(a) Find the force P that must be applied to a piston of area 10.60 cm2 to produce sufficient fluid pressure to support a car weighing 12,101 N by means of a column of fluid of cross sectional area 285 cm2 as seen in the figure below.
F1/A1=F2/A2 F1=F2*A1/A2
12101*10.6/285 =450N
(b) Find the increase in the car's gravitational potential energy when it is raised 1.00 m.
(c) How far must the smaller piston move in order for the larger one to move 1.00 m?
(d) Calculate the work done by P in moving the smaller piston.
To solve part (b), we can use the formula for gravitational potential energy.
Gravitational potential energy can be calculated using the formula: PE = mgh, where m is the mass of the object, g is the acceleration due to gravity, and h is the height or distance moved vertically.
In this case, we are given the weight of the car as 12,101 N. To convert this to mass, we can divide by the acceleration due to gravity, which is approximately 9.8 m/s^2.

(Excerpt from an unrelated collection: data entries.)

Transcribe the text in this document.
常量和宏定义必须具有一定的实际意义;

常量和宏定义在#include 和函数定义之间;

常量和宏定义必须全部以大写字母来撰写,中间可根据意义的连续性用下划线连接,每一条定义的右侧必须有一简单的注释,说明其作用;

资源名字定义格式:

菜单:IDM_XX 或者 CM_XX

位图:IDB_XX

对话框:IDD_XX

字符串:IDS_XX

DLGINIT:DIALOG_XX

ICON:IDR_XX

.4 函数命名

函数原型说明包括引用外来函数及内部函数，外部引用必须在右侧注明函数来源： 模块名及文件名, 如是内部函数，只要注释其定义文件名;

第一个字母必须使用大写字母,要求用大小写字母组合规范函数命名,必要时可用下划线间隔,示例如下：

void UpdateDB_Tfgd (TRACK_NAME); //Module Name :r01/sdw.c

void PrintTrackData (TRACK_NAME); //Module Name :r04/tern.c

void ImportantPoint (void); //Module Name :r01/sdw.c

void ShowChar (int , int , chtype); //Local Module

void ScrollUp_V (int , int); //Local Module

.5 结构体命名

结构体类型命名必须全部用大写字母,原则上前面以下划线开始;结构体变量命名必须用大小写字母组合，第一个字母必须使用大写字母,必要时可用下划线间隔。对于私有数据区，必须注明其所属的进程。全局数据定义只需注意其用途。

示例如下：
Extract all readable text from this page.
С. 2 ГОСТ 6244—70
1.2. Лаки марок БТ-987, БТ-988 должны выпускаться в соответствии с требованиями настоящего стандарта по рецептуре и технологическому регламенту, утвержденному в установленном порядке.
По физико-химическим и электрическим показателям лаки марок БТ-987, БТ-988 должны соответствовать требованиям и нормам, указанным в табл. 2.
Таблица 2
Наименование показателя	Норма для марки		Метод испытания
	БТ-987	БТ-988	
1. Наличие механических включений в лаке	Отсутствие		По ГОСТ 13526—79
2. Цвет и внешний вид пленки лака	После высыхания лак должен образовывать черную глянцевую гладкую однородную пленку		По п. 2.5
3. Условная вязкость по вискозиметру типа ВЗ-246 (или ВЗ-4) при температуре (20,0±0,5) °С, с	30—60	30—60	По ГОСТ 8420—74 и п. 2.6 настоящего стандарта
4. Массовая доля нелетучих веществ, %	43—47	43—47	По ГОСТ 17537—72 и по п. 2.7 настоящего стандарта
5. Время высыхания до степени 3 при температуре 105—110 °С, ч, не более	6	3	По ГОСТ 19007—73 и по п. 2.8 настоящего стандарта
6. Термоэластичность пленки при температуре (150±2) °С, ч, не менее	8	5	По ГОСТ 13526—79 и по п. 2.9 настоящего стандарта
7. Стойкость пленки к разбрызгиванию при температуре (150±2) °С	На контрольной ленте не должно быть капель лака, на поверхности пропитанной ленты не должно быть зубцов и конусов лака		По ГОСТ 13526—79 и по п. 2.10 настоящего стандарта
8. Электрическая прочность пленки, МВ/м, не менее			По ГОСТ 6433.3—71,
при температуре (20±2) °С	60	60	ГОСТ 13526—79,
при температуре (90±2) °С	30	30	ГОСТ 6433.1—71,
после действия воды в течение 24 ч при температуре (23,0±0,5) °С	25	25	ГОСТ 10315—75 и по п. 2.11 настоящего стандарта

So, the mass of the car can be calculated as follows:
Mass (m) = Weight (W) / Acceleration due to gravity (g)
= 12,101 N / 9.8 m/s^2
≈ 1237.65 kg
Next, we need to calculate the increase in height or distance (h) the car is raised, which is given as 1.00 m.
Now, we can calculate the increase in gravitational potential energy using the formula:
ΔPE = mgh
= 1237.65 kg * 9.8 m/s^2 * 1.00 m
≈ 12,112.37 J
Therefore, the increase in the car's gravitational potential energy when it is raised 1.00 m is approximately 12,112.37 J.
Moving on to part (c),
To find how far the smaller piston must move in order for the larger one to move 1.00 m, we can use the principle of Pascal's law.
According to Pascal's law, the pressure exerted on a fluid is transmitted equally in all directions. This means that the pressure applied to the smaller piston will be transmitted to the larger piston.
Using the equation F1/A1 = F2/A2, where F1 is the force applied to the smaller piston, and F2 is the force applied to the larger piston, and A1 and A2 represent the cross-sectional areas of the two pistons respectively.
We know the force applied to the larger piston is equal to the weight of the car, which is 12,101 N and the cross-sectional area of the larger piston is 285 cm^2.
We also know the cross-sectional area of the smaller piston is 10.60 cm^2.
Now, substituting the given values into the equation, we can solve for the force applied to the smaller piston (F1):
F1/A1 = F2/A2
F1/10.60 cm^2 = 12,101 N/285 cm^2
Simplifying the equation:
F1 = (12,101 N * 10.60 cm^2) / 285 cm^2
F1 ≈ 450.8 N
Therefore, the force applied to the smaller piston is approximately 450.8 N.
Finally, for part (d),
To calculate the work done by the applied force (P) in moving the smaller piston, we can use the formula:
Work (W) = Force (F) * Distance (d) * cos(θ), where θ is the angle between the force and the direction of motion.
In this case, since the applied force is in the same direction as the motion, θ = 0 degrees, and cos(0) = 1.
We are not given the distance moved by the smaller piston in the question. Therefore, we cannot directly calculate the work done.